What Are the Alternatives?
Returning to stockpiling, we now ask why governments stockpile strategic materials at all and whether there are better alternatives.
If we are to have a military at all, it must consume materials. Just as manufacturing firms try to stockpile the right amounts of materials and parts—too much ties up scarce capital while too little risks shutdowns—we might expect the military to follow similar practices. But this comparison is superficial. To begin with, the aforementioned tendency of members of Congress to pursue their narrow interest is always at work, which is also why base closings are so difficult. Second, Pentagon planners have a hard time foreseeing what might actually be needed. (When it became apparent that Humvee military vehicles were vulnerable to roadside bombs in Iraq, the DoD had to scramble to find supplies of a special hardened steel alloy to retrofit the vehicles. It had stockpiled many materials, but not that alloy.) And of course, unlike loss-fearing private businesses, government officials lack any strong motivation to economize.
What Is Unseen
In evaluating the economics of stockpiling, we must follow Frédéric Bastiat’s insistence on considering what is unseen as well as what is seen. DLA Strategic Materials (DLASM)—what the Defense National Stockpile Center was called until July 2010—assures us, via its website, that the “stockpile acts like an insurance policy with an outlay return of many-folds [sic] over the original costs should the stockpile be used, and yet until used, it retains indefinite value (at current market value).” A win-win situation, free of costs, it would seem. The DLASM site makes no mention of the costs of acquisition, transportation, storage, safeguarding, accounting, or deterioration. Nor does it consider higher prices paid by civilian consumers of stockpiled materials.

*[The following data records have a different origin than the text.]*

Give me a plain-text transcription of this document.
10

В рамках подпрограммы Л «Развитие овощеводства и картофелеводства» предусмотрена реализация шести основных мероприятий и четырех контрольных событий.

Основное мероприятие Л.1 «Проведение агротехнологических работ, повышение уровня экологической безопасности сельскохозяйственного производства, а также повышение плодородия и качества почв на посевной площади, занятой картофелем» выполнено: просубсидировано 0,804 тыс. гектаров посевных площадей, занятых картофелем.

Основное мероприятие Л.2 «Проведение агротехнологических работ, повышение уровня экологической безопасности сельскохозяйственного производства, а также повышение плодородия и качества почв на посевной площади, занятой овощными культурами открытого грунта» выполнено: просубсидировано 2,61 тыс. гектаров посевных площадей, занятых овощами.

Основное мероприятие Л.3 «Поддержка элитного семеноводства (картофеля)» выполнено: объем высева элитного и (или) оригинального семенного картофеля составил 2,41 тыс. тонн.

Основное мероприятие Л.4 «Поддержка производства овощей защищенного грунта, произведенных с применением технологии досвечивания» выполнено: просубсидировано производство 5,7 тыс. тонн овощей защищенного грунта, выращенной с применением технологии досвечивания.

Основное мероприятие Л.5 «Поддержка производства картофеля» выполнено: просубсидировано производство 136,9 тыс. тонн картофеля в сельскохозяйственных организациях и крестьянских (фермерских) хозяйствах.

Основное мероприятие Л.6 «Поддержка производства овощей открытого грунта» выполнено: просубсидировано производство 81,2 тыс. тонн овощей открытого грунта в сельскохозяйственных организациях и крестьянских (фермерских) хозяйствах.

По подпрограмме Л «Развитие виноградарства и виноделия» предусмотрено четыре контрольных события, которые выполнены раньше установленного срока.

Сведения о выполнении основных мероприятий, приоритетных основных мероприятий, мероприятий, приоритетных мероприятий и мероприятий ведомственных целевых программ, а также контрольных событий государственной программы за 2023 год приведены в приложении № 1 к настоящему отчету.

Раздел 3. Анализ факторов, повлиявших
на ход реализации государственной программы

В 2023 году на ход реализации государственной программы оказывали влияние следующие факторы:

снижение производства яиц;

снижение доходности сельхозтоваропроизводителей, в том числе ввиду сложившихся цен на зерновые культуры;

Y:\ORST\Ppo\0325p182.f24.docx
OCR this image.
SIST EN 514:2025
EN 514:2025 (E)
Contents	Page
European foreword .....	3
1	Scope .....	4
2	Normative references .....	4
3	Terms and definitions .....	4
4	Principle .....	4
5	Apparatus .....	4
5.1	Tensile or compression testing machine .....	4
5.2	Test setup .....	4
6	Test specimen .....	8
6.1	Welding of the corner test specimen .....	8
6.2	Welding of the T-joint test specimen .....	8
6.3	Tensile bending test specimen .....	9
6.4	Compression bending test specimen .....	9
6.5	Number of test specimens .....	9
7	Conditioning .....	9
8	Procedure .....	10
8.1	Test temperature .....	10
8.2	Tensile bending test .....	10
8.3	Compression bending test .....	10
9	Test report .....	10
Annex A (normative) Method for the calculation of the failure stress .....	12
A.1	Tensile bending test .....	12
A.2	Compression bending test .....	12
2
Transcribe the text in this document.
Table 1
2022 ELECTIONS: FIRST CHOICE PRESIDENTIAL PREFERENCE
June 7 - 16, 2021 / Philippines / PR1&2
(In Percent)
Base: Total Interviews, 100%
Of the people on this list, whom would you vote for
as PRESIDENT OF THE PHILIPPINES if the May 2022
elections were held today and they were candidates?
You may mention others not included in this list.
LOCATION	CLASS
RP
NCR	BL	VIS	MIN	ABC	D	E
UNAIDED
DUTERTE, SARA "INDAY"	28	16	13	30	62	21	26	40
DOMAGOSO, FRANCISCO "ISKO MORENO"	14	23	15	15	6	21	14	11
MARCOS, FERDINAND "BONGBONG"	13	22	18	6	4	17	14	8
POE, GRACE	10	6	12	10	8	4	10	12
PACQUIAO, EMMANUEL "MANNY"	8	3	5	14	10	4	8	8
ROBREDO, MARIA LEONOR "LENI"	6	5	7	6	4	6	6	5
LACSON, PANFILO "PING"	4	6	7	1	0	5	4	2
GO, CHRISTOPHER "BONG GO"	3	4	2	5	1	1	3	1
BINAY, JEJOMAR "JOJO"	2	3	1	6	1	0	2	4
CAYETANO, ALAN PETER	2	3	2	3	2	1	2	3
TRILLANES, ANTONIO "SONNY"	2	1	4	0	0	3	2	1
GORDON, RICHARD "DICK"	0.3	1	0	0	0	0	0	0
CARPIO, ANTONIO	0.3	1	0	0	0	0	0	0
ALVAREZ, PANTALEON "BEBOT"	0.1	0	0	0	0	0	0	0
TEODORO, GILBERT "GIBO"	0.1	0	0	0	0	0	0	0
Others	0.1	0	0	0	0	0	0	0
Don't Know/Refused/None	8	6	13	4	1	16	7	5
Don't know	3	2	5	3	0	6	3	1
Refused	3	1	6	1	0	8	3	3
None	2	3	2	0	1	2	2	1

DLASM stockpiling is not motivated solely by military needs. In fact, the website specifically states that the stockpile “is not solely a military element, but rather, it is intended for all essential civilian and military uses in times of emergencies.” Who decides what is essential and what is an emergency? Blank-out, as Ayn Rand liked to say. The laissez-faire notion of strictly separating government activities from private interests, if it ever existed at all, is not what we have today, not by a long shot.
So if stockpiling is problematic, what is the alternative? Private speculation. Uranium is difficult to store because it is radioactive, and yet the Uranium Participation Corporation is a private Canadian firm which does just that. It offers operators of nuclear power plants a steady source of supply and speculators an opportunity to seek profits. In addition, uranium futures are traded on the New York Mercantile Exchange. Although rare earths can be difficult to store, they are not radioactive. Given the long list of materials that are now traded in spot and futures markets, it would not be surprising to see rare earths joining their number, thereby harnessing the efforts of speculators for the benefit of military or commercial users. Markets offer the opportunity for all users to harness the profit-driven foresight of speculators.
But what if somebody cornered the market for neodymium? Could they hold the entire military or even the entire civilian economy hostage? No. Cornering (purchasing almost all available stocks in an effort to exact monopoly prices) is almost impossible to achieve, as Nelson Bunker Hunt found out when he tried to corner silver in 1980 and lost his shirt. Should a cornering effort be detected, the military or another major user could easily front-run it with above-market bids.
Stockpiling, in short, is a practice with major political problems and a historical record of wild swings. We would do better to let markets husband scarce resources.